Logan Haworth loves to know how things work. The 7-year-old Richmonder relishes programming apps on his laptop and exploring museums, especially the Children’s Museum of Richmond (CMoR).

Instead of playing with the exhibits at CMoR, Logan often peeks around the back of them or looks inside to find out where a ball came from or how one component works with the next.

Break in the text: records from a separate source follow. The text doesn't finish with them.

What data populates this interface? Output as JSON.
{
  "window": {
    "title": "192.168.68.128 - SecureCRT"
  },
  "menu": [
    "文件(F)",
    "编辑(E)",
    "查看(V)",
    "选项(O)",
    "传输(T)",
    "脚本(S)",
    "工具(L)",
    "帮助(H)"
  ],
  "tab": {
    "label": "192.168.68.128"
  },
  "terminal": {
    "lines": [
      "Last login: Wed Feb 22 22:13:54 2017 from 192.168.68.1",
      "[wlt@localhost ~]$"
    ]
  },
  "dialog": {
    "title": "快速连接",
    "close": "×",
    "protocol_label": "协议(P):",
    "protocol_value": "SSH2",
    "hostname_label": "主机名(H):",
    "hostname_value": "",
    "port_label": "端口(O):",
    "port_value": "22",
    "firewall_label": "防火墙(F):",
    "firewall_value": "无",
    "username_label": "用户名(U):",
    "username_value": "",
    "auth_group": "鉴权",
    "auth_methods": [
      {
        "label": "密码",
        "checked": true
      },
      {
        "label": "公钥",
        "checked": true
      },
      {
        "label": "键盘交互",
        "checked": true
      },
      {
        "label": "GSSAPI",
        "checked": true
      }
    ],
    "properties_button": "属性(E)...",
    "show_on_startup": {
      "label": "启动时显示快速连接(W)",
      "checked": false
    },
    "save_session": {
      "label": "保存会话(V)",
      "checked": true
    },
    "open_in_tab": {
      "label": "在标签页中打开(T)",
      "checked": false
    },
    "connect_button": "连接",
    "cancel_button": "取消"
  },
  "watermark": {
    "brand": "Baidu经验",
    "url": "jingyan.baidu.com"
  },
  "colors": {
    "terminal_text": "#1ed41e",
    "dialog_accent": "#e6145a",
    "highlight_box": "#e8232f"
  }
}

A new car exhibit with removable parts is perfect for this, according to Shannon Haworth, Logan’s mother.

When Logan visits places like the museum, it’s fun, stimulating and educational – all of the things it should be — but sometimes it’s also a little too much.

Logan experiences challenges due to autism, sensory processing disorder and ADHD. When the lights get too bright or the other kids get too loud, he needs time to sit alone or with his mom and regulate himself.

Supported by a 2012-2013 VCU Community Engagement Grant, a group of VCU faculty and students have been working with CMoR staff to assess and adapt the physical and learning environment of the museum and to develop training to support the engagement of young children with disabilities and their families.

The project brought together eight faculty and staff members and 57 students from the School of Education and the School of Allied Health Professions. Children’s Hospital of Richmond at VCU and Children’s Hospital Foundation personnel also participated in various aspects, including serving on the project’s advisory board. The project has continued and expanded beyond the original grant to become an ongoing partnership with the museum.